He applied the “Page 99 Test” to his new book, Karl Marx: A Nineteenth-Century Life, and reported the following:
Page 99 of Karl Marx: A Nineteenth Century Life deals with Marx’s first public writings about communism. These were formulated in the fall of 1842, when Marx was the acting editor of the Rheinische Zeitung (the Rhineland News) in the German city of Cologne,. The newspaper was sponsored and funded by businessmen and professionals in Cologne, who inclined to the liberal opposition in the kingdom of Prussia, to which the city then belonged. The newspaper’s editorial polices were a typical example of nineteenth century European liberalism, strongly supporting free trade and the free market economy (a characteristic feature of nineteenth century liberalism, very much unlike today, when we usually associate these ideas with conservatives) and calling for a constitution in Prussia, ruled at the time by an absolute monarch.Learn more about Karl Marx: A Nineteenth-Century Life at the publisher's website.
The occasion for the piece Marx wrote was an article in another, more conservative newspaper, attacking the Rheinische Zeitung for advocating communist ideas. Marx strongly denied was the case. He asserted that as a political movement communism was not particularly dangerous, because the army could always be called out to suppress a communist workers’ uprising. As an intellectual movement, he went on, it might be more dangerous, infiltrating its ideas into other political tendencies, and he suggested that it was conservatives who were actually propounding communist ideas.
The episode described on this page is an example of three major themes of the book. One is Marx’s political and intellectual development. When he first considered communist ideas he was definitely no sympathizer with them—quite the opposite. In his first public political role, Marx’s ideas were much closer to those of moderate liberal constitutional monarchists than to communists. In fact, during the revolution of 1848, when one of the moderate liberal leaders, Ludolf Camphausen, a banker and president of the Cologne Chamber of Commerce, was appointed Prussia’s Prime Minister, he actually asked Marx to come to Berlin and join his staff. By then, Marx was already a revolutionary communist, and chapters 3-6 of the book trace Marx’s development in that direction.
Another theme of the book from page 99 is the way that Marx used his own experiences as a basis for his political ideas. Five years after writing this article for the Rheinische Zeitung Marx wrote the Communist Manifesto, at the very beginning of which (the famous passage about the specter of communism haunting Europe) he asserted that conservatives denounced liberals and radicals as communists, and radicals hurled the accusation back at conservatives. It is certainly true that conservatives of the 1840s frequently denounced their opponents as communists, but the responding accusation was quite uncommon—except when Marx himself had done it.

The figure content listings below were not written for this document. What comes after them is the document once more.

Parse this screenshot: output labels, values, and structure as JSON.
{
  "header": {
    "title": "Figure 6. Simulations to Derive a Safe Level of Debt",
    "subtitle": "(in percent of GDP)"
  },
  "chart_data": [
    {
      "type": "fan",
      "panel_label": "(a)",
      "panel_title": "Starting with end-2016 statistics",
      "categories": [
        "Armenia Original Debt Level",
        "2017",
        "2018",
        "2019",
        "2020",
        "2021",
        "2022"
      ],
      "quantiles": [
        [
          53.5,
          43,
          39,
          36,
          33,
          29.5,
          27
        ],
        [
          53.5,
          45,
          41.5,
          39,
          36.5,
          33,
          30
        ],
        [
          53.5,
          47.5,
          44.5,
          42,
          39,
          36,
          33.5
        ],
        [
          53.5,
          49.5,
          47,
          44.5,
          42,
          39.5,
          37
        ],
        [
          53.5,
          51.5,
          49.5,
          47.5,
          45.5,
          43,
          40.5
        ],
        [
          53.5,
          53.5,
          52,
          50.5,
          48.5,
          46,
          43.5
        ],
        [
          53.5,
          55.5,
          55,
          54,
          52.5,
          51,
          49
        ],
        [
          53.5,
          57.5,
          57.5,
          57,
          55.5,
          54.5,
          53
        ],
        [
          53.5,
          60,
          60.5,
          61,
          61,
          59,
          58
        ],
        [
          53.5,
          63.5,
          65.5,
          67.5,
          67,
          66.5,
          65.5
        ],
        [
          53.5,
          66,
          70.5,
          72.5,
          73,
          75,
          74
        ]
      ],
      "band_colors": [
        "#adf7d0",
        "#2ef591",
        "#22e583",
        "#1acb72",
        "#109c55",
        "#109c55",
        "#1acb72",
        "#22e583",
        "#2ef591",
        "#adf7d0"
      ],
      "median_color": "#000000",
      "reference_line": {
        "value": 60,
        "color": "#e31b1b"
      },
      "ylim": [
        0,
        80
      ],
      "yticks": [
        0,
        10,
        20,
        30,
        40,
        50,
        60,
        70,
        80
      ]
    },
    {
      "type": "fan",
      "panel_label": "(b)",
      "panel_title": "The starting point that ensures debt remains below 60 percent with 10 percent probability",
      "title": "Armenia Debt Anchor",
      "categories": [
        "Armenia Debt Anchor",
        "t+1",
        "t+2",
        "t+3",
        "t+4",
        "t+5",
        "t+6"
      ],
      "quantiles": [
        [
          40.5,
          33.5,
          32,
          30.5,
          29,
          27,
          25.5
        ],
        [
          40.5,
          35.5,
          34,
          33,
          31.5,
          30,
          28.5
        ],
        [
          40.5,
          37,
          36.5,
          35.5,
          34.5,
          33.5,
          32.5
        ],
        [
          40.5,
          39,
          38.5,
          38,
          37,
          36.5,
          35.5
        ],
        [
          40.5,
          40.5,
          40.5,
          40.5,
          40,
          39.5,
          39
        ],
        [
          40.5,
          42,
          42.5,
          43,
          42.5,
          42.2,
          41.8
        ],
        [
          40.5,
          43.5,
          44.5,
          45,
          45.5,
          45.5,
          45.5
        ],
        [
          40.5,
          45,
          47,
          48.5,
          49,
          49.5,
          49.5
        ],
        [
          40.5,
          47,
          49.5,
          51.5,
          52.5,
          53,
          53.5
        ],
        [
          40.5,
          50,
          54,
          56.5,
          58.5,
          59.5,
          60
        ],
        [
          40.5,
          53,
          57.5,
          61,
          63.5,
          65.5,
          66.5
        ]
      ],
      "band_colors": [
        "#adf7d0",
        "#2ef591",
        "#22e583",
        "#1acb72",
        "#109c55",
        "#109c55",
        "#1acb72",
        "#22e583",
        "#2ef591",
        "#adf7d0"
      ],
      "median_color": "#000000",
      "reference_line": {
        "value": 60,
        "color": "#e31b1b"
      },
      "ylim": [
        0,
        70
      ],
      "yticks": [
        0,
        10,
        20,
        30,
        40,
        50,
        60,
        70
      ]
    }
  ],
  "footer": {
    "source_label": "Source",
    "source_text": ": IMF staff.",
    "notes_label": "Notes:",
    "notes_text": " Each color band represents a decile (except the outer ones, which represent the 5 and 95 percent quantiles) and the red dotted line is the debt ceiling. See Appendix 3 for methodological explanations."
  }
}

This point brings up the third and most important theme of the book articulated on page 99—that Marx’s intellectual and political development needs to be understood in its nineteenth century context. Although we use the same phrases to describe political tendencies today as in the nineteenth century—phrases like conservatism, liberalism, radicalism or communism—their meanings are quite different. The nineteenth century capitalism Marx analyzed was very different from today’s globalized corporate capitalism. Marx’s own ideas were, in many respects, quite different from those of his twentieth and twenty-first century followers. For much of the twentieth century, the image and ideas of Marx had been caught up in the Cold War and the confrontation between the western powers and the eastern bloc. Twenty-five years after the end of the Cold War, this Marx biography seeks to return Marx to the nineteenth century matrix of his ideas and actions.